Amid numerous scandals and declining personal support inside and outside the party, Redford resigned in the spring of 2014. The party's backroom boys, uninterested in anything more than a cosmetic makeover, found their saviour in Jim Prentice, a former Alberta MP and federal cabinet minister, who at the time was a senior vice-president with the Canadian Imperial Bank of Commerce.
In September 2014, Prentice stepped down from his position at the CIBC and took over as premier. From the outside, the PC party seemed unbeatable. It had won 12 straight elections since 1971, all -- except the one in 1993 -- with a comfortable majority. Its secret of success was a combination of fear and bribery, mixed with hopelessness felt by many eligible voters who believed no opposition was possible against a party with coffers sporting millions of dollars that had sunk its talons into every part of Alberta's fabric.

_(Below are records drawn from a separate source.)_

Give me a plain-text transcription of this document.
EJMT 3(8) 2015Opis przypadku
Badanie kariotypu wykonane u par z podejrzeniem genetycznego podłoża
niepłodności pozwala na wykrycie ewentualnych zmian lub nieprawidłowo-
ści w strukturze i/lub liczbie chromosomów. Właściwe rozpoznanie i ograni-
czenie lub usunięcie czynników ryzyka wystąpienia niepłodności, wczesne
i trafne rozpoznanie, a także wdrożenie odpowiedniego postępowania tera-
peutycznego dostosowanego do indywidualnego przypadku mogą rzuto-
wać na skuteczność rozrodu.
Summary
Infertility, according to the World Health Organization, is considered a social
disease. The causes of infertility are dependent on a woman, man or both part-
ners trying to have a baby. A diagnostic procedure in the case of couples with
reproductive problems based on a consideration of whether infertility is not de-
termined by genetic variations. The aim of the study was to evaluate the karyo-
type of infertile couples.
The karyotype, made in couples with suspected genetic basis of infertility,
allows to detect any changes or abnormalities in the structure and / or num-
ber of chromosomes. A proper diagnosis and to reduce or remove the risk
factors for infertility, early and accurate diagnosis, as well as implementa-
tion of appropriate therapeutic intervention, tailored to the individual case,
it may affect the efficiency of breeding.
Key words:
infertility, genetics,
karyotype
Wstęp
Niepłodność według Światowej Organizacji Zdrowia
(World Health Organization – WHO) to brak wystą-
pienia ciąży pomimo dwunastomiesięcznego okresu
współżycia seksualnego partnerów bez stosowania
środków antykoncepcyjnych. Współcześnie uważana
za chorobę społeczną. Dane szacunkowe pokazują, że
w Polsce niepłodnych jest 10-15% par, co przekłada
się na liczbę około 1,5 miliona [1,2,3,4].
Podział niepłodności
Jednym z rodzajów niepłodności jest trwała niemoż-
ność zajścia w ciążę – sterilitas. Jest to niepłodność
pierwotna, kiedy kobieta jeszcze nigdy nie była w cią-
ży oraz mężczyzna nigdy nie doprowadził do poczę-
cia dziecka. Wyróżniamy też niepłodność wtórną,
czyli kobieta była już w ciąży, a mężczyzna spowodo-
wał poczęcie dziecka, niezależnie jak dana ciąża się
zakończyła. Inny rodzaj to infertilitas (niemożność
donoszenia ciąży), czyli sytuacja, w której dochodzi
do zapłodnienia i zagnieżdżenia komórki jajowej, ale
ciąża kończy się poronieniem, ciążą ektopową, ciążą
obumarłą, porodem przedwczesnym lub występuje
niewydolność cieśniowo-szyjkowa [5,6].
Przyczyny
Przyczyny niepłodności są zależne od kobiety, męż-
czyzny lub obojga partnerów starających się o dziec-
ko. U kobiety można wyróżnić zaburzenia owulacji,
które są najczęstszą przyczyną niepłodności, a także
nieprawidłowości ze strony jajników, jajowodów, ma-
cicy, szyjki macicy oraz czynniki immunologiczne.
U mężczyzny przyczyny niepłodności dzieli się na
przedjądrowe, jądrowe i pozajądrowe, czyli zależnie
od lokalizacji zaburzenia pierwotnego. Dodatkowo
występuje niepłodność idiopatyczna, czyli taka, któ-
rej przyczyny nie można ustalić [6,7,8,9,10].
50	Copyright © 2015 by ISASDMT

A look under the PC hood showed a party in real trouble, however. While its coffers overflowed with corporate money, its support base was small and aging and increasingly detached from what was going on in the province; a province to which 100,000 people -- many of them young, with families -- were flocking and who wanted good, affordable, and reliable schools, hospitals and other services for which increased revenues were needed. The PCs, captive to the corporate sector and its rural (anti-tax) base, could not and would not respond to these demands, however. Even after its March budget, the PCs boasted Alberta's tax rates meant it would bring in $10 billion less than the next-highest-taxing province -- even as they also bemoaned a gap in its budget of $7 billion due to declining royalties.
Ironically, by not allowing the PCs to raise corporate or individual taxes (for the well-off) and howling at even the suggestion of a royalty review, the small clique of power brokers and anti-tax lobbyists that had run the PC party (and the province) since 1993 prevented the PCs from saving them from themselves.
That, too, seems almost Shakespearean.
Trevor Harrison is a professor at the University of Lethbridge and director of the Parkland Institute.